U.K. challenger bank Starling Bank is introducing a new solution designed to help its small business clients mitigate against the risk of invoice non-payment.

In a blog post Thursday (Oct. 10), Starling introduced its collaboration with invoice insurance platform Nimbla. The bank pointed to the risk small businesses face if their client goes out of business as a major cause for unpaid invoices, highlighting the recent collapse of Thomas Cook that left invoices from its vendors, including landlords and hotel groups, without pay.

Pointing to data from Insolvency Service, Starling also noted nearly 17,500 corporate failures last week, with small and medium-sized businesses (SMBs) struggling with late invoice payments as a common factor behind those business failures.

Starling will connect its SMB clients to Nimbla’s invoice insurance offering, which allows companies to obtain a credit-checker tool within the Starling Marketplace to assess financial risks of existing and potential new customers.
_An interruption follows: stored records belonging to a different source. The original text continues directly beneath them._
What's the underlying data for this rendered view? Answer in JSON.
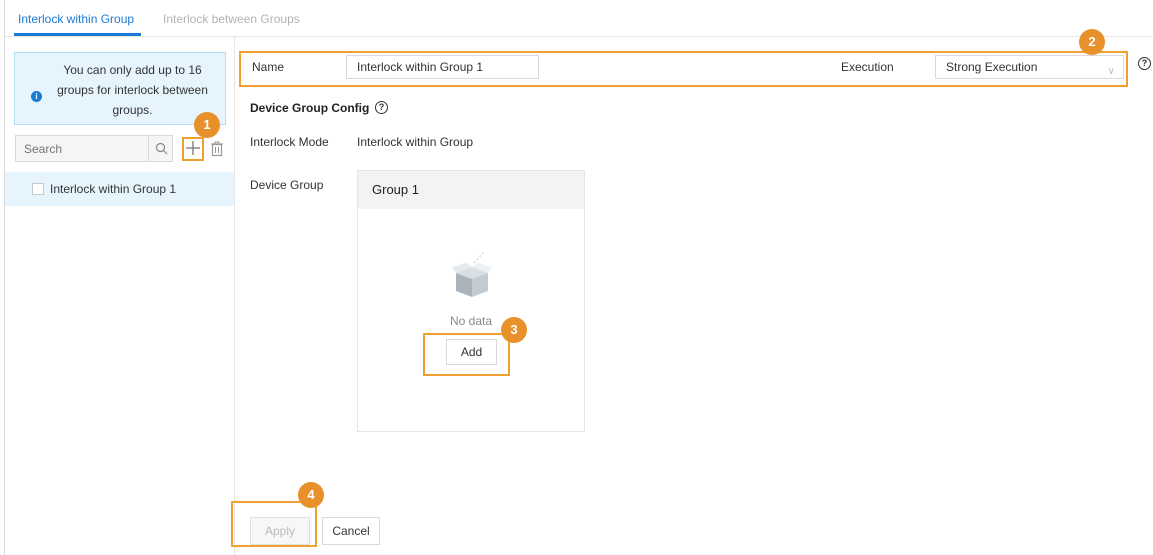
{
  "tabs": [
    {
      "label": "Interlock within Group",
      "active": true
    },
    {
      "label": "Interlock between Groups",
      "active": false
    }
  ],
  "sidebar": {
    "notice": "You can only add up to 16 groups for interlock between groups.",
    "search_placeholder": "Search",
    "items": [
      {
        "label": "Interlock within Group 1",
        "checked": false
      }
    ]
  },
  "form": {
    "name_label": "Name",
    "name_value": "Interlock within Group 1",
    "execution_label": "Execution",
    "execution_value": "Strong Execution",
    "section_title": "Device Group Config",
    "mode_label": "Interlock Mode",
    "mode_value": "Interlock within Group",
    "device_group_label": "Device Group",
    "group_title": "Group 1",
    "no_data": "No data",
    "add_label": "Add"
  },
  "footer": {
    "apply_label": "Apply",
    "cancel_label": "Cancel"
  },
  "markers": [
    "1",
    "2",
    "3",
    "4"
  ],
  "colors": {
    "accent": "#1a7bd6",
    "highlight": "#f0a030",
    "marker": "#e8912b",
    "notice_bg": "#e6f5fd"
  },
  "icons": [
    "info-icon",
    "search-icon",
    "plus-icon",
    "trash-icon",
    "help-icon",
    "chevron-down-icon",
    "empty-box-icon"
  ]
}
Nimbla will also connect those businesses to insurance for a single or multiple invoices, enabling a company to obtain up to 90 percent of an invoice’s value should that bill go unpaid.

“Hard-working [SMBs] deserve access to affordable, fast and flexible protection that will help them expand into new and existing markets, secure invoice funding and safeguard against insolvent customers,” said Nimbla CEO Flemming Bengtsen in a statement.

Starling CEO Anne Boden added, “Nimbla is a great example of a business that is disrupting an old industry model to create products that are relevant to the way we do business today. They’re an excellent addition to our Marketplace that I’m proud to welcome into the fold.”

Starling added that Nimbla’s offering within the Starling platform is also able to exist with other back-office software, including other Starling Marketplace members Xero and FreeAgent. Those integration capabilities are a “further testament to the power of open banking,” Starling said.